青禾捂着嘴,肩膀抖得像秋风里的叶。我却伸手摘了片船边的芦苇叶,卷成哨子吹。声音又涩又哑,活像漠北冬天刮过黑风口的风。
原来他终究是回了漠北。回了那个埋了父亲,埋了他自己,也埋了我半条命的地方。也好,省得他再来江南,看这满池荷花,想起那些被辜负的话。
抵达雁门关时,已是深秋。父亲的无名碑换成了青石的,碑上刻着“忠烈公沈讳之墓”,笔锋刚硬,是皇上亲笔题的。碑前的老槐树落光了叶,光秃秃的枝桠伸向天空,像只抓不住云的手。
我在碑旁坐下,从怀里摸出那半块荷纹佩。断面的棱角被我摩挲了无数遍,早就光滑了,像块普通的石头。
“爹,”我把玉佩放在碑前,风卷着沙砾打在上面,发出细碎的响,“债讨了,仇报了。可我总觉得,心里空落落的,像被人剜了块去。”

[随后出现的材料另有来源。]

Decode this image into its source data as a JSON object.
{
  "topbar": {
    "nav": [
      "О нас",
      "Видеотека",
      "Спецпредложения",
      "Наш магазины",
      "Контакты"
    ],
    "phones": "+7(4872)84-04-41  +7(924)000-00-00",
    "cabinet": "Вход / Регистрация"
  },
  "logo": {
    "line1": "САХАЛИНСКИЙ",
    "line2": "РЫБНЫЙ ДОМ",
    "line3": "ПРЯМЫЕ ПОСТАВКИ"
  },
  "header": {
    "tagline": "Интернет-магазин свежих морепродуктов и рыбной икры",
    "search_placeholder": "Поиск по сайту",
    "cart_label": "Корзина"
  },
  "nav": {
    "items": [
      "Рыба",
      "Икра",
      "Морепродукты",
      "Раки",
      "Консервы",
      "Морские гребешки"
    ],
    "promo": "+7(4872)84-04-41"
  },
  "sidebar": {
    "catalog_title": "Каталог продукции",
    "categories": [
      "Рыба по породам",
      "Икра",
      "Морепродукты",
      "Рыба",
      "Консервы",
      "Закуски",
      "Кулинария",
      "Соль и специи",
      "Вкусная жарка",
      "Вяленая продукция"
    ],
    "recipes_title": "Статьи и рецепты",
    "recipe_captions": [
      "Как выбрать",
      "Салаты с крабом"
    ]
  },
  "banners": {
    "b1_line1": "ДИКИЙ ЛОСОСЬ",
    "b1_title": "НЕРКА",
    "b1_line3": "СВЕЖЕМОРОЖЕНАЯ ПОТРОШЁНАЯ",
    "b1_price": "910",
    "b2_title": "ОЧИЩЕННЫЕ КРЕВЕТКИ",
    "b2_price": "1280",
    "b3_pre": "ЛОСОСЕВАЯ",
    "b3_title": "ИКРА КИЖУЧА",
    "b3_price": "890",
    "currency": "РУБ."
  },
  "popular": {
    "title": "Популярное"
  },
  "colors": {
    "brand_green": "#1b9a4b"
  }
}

风从关口灌进来,带着戈壁的沙,打在脸上生疼。远处的暗河结了冰,冰面下有暗流涌动,咕咚咕咚的,像谁在底下哭。
我想起江南的荷花,开得再热闹,也香不到漠北的黑风口;想起萧彻的信,写得再恳切,也到不了这雁门关的秋。有些东西,从一开始就定了——就像这半块断佩,拼不回完整;就像这场迟来的公道,暖不了早已成灰的心。
起身离开时,我回头望了一眼。夕阳把我的影子拉得很长很长,投在冰冷的石碑上,像道永远不会愈合的疤。
雁门关的风还在吹,穿过空旷的关口,穿过结了冰的暗河,一路往南,吹向江南。
那里的荷花,该谢了。
而我,再也不会回去了。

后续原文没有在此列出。